Below are some remarkable annuals for sunny spots:
Wave Petunia, Supertunia (Petunia) 4” – 24” tall. Many flower colors. Wave and Supertunias are fast growers and do not require deadheading. Flowers can be single or double. They will scramble along the ground, down the sides of containers and retaining walls, and up chain link fences. I thought Supertunia® Vista Bubblegum was going to follow me into the house! I planted one little plug on each side of my front steps and they grew faster than any other petunia I’ve ever grown. They morphed into soft pink, blossom covered mounds that were easily two feet wide and 18” tall. Any in the Vista series are equally enthusiastic. Both series have choices that are fragrant, single or double petaled, and mounded or trailing.
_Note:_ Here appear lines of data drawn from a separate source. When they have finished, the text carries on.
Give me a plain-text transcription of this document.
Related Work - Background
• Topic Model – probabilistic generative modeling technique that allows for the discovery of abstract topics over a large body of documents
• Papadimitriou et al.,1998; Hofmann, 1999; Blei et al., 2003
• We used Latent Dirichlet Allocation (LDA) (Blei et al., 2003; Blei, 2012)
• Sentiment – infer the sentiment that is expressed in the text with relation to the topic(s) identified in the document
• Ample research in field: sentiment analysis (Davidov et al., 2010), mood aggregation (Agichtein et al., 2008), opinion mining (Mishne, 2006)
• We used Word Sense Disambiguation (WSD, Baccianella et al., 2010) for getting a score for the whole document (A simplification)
Sweet Alyssum (Lobularia) 4” – 6” tall. White or lavender flowers. I don’t think I have ever been as impressed with an annual as I have been with ‘Snow Princess’. It is a very fast grower, covering itself with masses of white, fragrant flowers that never quit until November when it was slammed by snow. It has a billowing, cascading habit making it ideal for containers as well as along garden edges.
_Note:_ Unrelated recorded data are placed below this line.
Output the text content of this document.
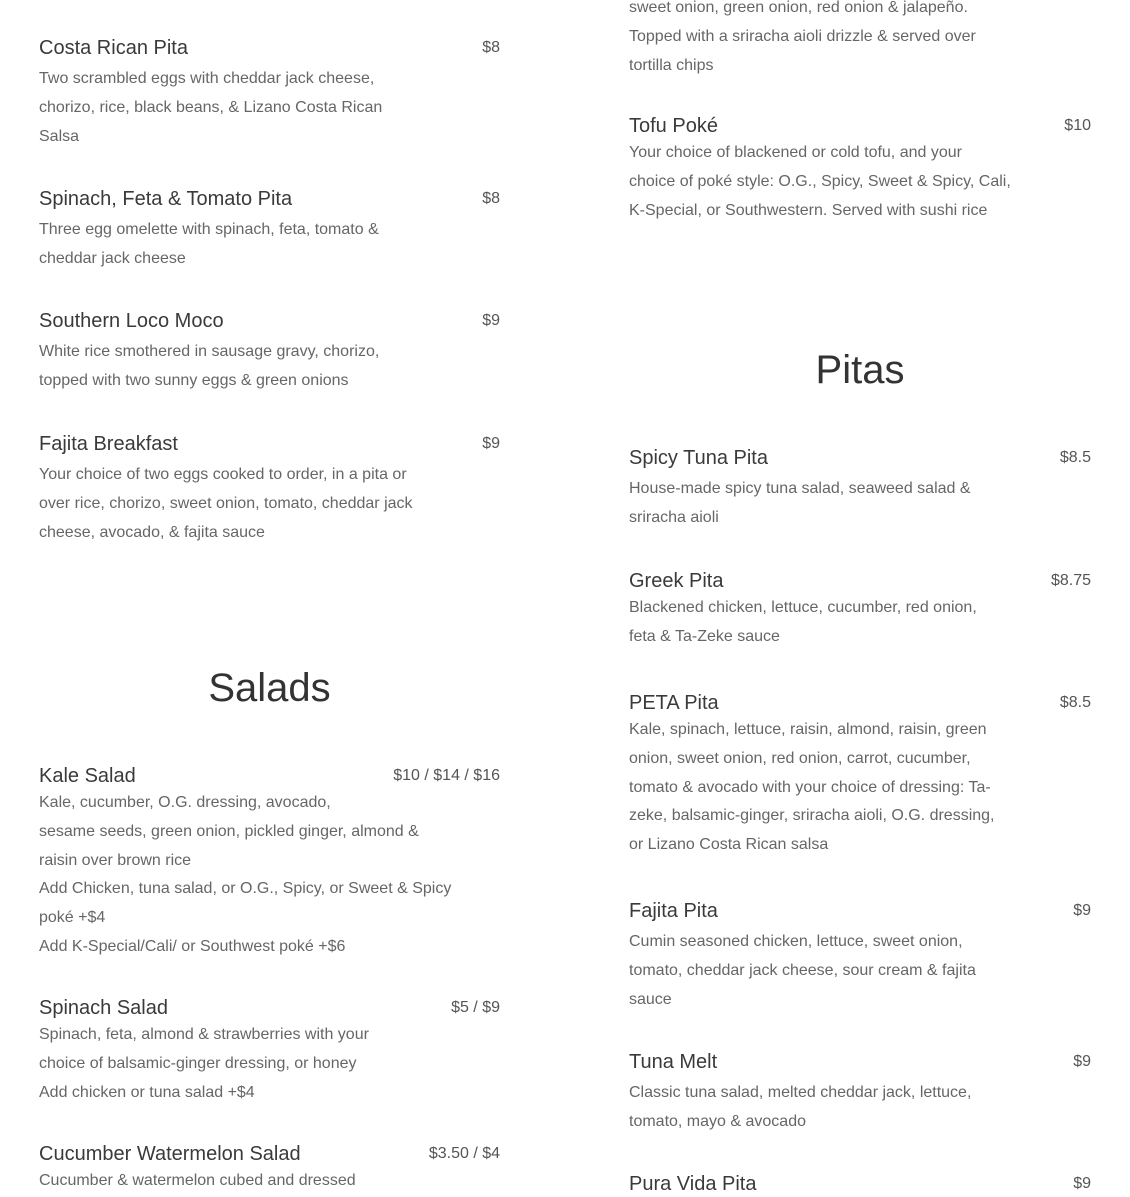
Costa Rican Pita	$8
Two scrambled eggs with cheddar jack cheese,
chorizo, rice, black beans, & Lizano Costa Rican
Salsa
Spinach, Feta & Tomato Pita	$8
Three egg omelette with spinach, feta, tomato &
cheddar jack cheese
Southern Loco Moco	$9
White rice smothered in sausage gravy, chorizo,
topped with two sunny eggs & green onions
Fajita Breakfast	$9
Your choice of two eggs cooked to order, in a pita or
over rice, chorizo, sweet onion, tomato, cheddar jack
cheese, avocado, & fajita sauce
Salads
Kale Salad	$10 / $14 / $16
Kale, cucumber, O.G. dressing, avocado,
sesame seeds, green onion, pickled ginger, almond &
raisin over brown rice
Add Chicken, tuna salad, or O.G., Spicy, or Sweet & Spicy
poké +$4
Add K-Special/Cali/ or Southwest poké +$6
Spinach Salad	$5 / $9
Spinach, feta, almond & strawberries with your
choice of balsamic-ginger dressing, or honey
Add chicken or tuna salad +$4
Cucumber Watermelon Salad	$3.50 / $4
Cucumber & watermelon cubed and dressed
sweet onion, green onion, red onion & jalapeño.
Topped with a sriracha aioli drizzle & served over
tortilla chips
Tofu Poké	$10
Your choice of blackened or cold tofu, and your
choice of poké style: O.G., Spicy, Sweet & Spicy, Cali,
K-Special, or Southwestern. Served with sushi rice
Pitas
Spicy Tuna Pita	$8.5
House-made spicy tuna salad, seaweed salad &
sriracha aioli
Greek Pita	$8.75
Blackened chicken, lettuce, cucumber, red onion,
feta & Ta-Zeke sauce
PETA Pita	$8.5
Kale, spinach, lettuce, raisin, almond, raisin, green
onion, sweet onion, red onion, carrot, cucumber,
tomato & avocado with your choice of dressing: Ta-
zeke, balsamic-ginger, sriracha aioli, O.G. dressing,
or Lizano Costa Rican salsa
Fajita Pita	$9
Cumin seasoned chicken, lettuce, sweet onion,
tomato, cheddar jack cheese, sour cream & fajita
sauce
Tuna Melt	$9
Classic tuna salad, melted cheddar jack, lettuce,
tomato, mayo & avocado
Pura Vida Pita	$9
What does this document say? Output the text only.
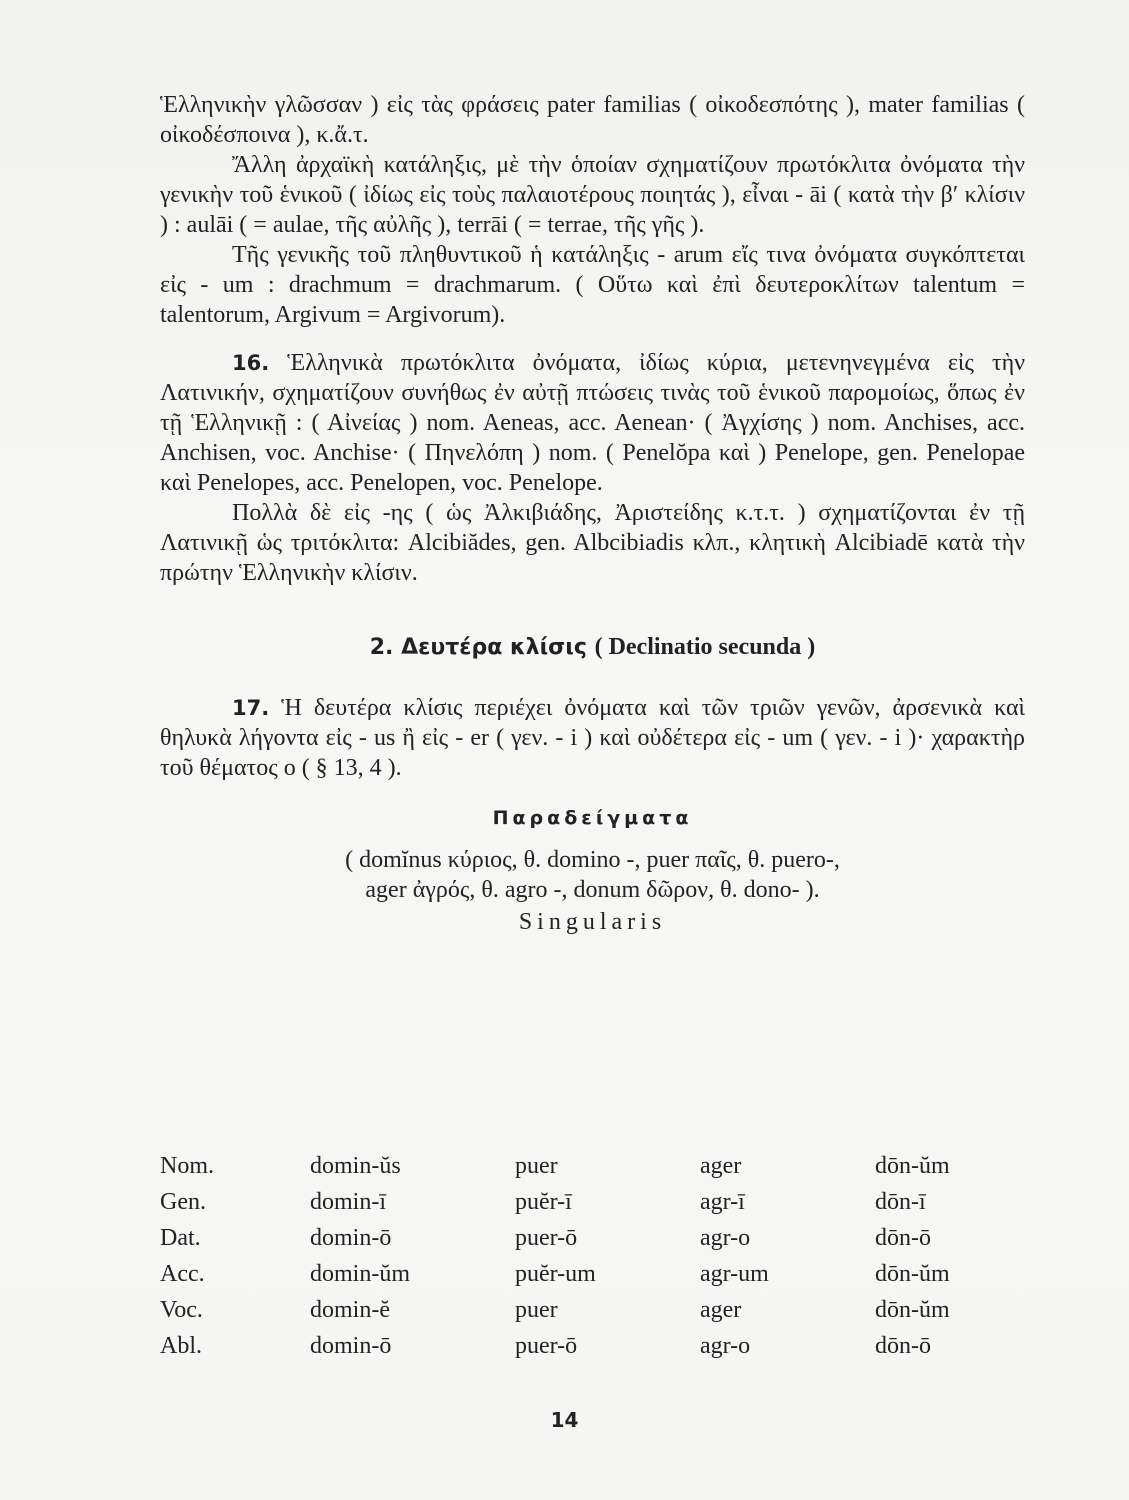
Ἑλληνικὴν γλῶσσαν ) εἰς τὰς φράσεις pater familias ( οἰκοδεσπότης ), mater familias ( οἰκοδέσποινα ), κ.ἄ.τ.

Ἄλλη ἀρχαϊκὴ κατάληξις, μὲ τὴν ὁποίαν σχηματίζουν πρωτόκλιτα ὀνόματα τὴν γενικὴν τοῦ ἑνικοῦ ( ἰδίως εἰς τοὺς παλαιοτέρους ποιητάς ), εἶναι - āi ( κατὰ τὴν β′ κλίσιν ) : aulāi ( = aulae, τῆς αὐλῆς ), terrāi ( = terrae, τῆς γῆς ).

Τῆς γενικῆς τοῦ πληθυντικοῦ ἡ κατάληξις - arum εἴς τινα ὀνόματα συγκόπτεται εἰς - um : drachmum = drachmarum. ( Οὕτω καὶ ἐπὶ δευτεροκλίτων talentum = talentorum, Argivum = Argivorum).

16. Ἑλληνικὰ πρωτόκλιτα ὀνόματα, ἰδίως κύρια, μετενηνεγμένα εἰς τὴν Λατινικήν, σχηματίζουν συνήθως ἐν αὐτῇ πτώσεις τινὰς τοῦ ἑνικοῦ παρομοίως, ὅπως ἐν τῇ Ἑλληνικῇ : ( Αἰνείας ) nom. Aeneas, acc. Aenean· ( Ἀγχίσης ) nom. Anchises, acc. Anchisen, voc. Anchise· ( Πηνελόπη ) nom. ( Penelŏpa καὶ ) Penelope, gen. Penelopae καὶ Penelopes, acc. Penelopen, voc. Penelope.

Πολλὰ δὲ εἰς -ης ( ὡς Ἀλκιβιάδης, Ἀριστείδης κ.τ.τ. ) σχηματίζονται ἐν τῇ Λατινικῇ ὡς τριτόκλιτα: Alcibiădes, gen. Albcibiadis κλπ., κλητικὴ Alcibiadē κατὰ τὴν πρώτην Ἑλληνικὴν κλίσιν.

2. Δευτέρα κλίσις ( Declinatio secunda )

17. Ἡ δευτέρα κλίσις περιέχει ὀνόματα καὶ τῶν τριῶν γενῶν, ἀρσενικὰ καὶ θηλυκὰ λήγοντα εἰς - us ἢ εἰς - er ( γεν. - i ) καὶ οὐδέτερα εἰς - um ( γεν. - i )· χαρακτὴρ τοῦ θέματος o ( § 13, 4 ).

Παραδείγματα

( domĭnus κύριος, θ. domino -, puer παῖς, θ. puero-,

ager ἀγρός, θ. agro -, donum δῶρον, θ. dono- ).

Singularis

Nom.	domin-ŭs	puer	ager	dōn-ŭm
Gen.	domin-ī	puĕr-ī	agr-ī	dōn-ī
Dat.	domin-ō	puer-ō	agr-o	dōn-ō
Acc.	domin-ŭm	puĕr-um	agr-um	dōn-ŭm
Voc.	domin-ĕ	puer	ager	dōn-ŭm
Abl.	domin-ō	puer-ō	agr-o	dōn-ō
14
Blue Sage (Salvia farincea) 12” – 24” tall. Rich blue spikes and gray green foliage makes this a dazzling blue beacon spring through fall. Annual Blue Sage is very drought and heat tolerant. I pinch my plugs when planting for a fuller figured, flowering plant.
Superbells (Calibrachoa, Million Bells) 6” – 8” tall Many colors. There are mounded and trialing varieties. Million Bells are commonly used in containers but they also make brilliant splashes of color in garden beds. Million Bells’ only peeve is soggy soil. This is rarely a problem in freely-draining gardens but containers can be a different story. To minimize this stressful condition, steer clear of glazed containers that hold moisture longer. Go for terra cotta that ‘breathes’ better.
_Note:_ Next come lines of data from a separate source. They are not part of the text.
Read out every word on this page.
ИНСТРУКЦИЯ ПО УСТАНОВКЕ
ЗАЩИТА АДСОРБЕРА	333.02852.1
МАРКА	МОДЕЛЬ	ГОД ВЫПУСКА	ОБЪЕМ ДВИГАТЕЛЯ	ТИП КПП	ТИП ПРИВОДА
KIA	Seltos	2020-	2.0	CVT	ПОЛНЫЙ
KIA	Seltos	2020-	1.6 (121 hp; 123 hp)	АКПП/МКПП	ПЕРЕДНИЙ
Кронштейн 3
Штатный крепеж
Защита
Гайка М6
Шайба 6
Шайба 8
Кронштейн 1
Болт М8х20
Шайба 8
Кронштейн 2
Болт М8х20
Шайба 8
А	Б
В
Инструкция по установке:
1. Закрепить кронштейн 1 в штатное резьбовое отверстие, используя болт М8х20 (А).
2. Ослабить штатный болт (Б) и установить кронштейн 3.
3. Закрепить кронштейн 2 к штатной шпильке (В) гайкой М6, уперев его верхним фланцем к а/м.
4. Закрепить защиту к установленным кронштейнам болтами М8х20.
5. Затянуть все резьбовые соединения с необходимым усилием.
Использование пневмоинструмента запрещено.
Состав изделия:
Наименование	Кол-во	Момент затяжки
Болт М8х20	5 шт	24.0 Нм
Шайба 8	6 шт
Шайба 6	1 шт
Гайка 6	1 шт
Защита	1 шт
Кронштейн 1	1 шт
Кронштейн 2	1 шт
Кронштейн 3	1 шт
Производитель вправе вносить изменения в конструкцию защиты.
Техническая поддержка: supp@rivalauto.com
Zinnia (Zinna ‘Profusion’) 10” – 24” tall. White, orange, red or pink flowers. Zinnias are a family tradition; they were in my grandparents’ and Mom’s gardens. I always loved these but hated their propensity for getting mildew and their constant need for deadheading. Thankfully the ‘Profusion’ series came along. These have the same cheerful flowers but compact mounds instead of leggy stems and they are very mildew resistant. Most annuals in this series grow 10” – 12” tall but ‘Profusion Knee High Red’ gets 20” – 24”. Flowers can be single or double.
Verbena (Verbena) 6” – 12” tall. Red, purple, pink, white, apricot, lavender or burgundy flowers. Verbena has a sprawling habit, working well as a spiller in containers or groundcover in gardens. The dome-shaped flowers rest on small, dark green, heavily textured leaves. Verbenas are very easy to grow, doing best with a tough love approach. They usually die from too much lovin’ (fertilizing and watering).
Lantana (Lantana) 12” – 36” tall. Yellow, orange, white, red, lavender or multicolor flowers. The other summer I tried Lantana for the first time. Shazam! Luscious™ Citrus Blend™ knocked me over with its screaming red, orange and yellow flowers plus record-breaking growth rate. I planted it with rich blue Salvia farincea and the effect was mesmerizing. Lantana sneers at drought and heat. Like many of us as we age, Lantana tends to get wider than taller. Many cultivars can quickly scramble to three feet across. There is a ‘Weeping’ collection with trailing stems that are super for cascading down containers in brutally hot locations.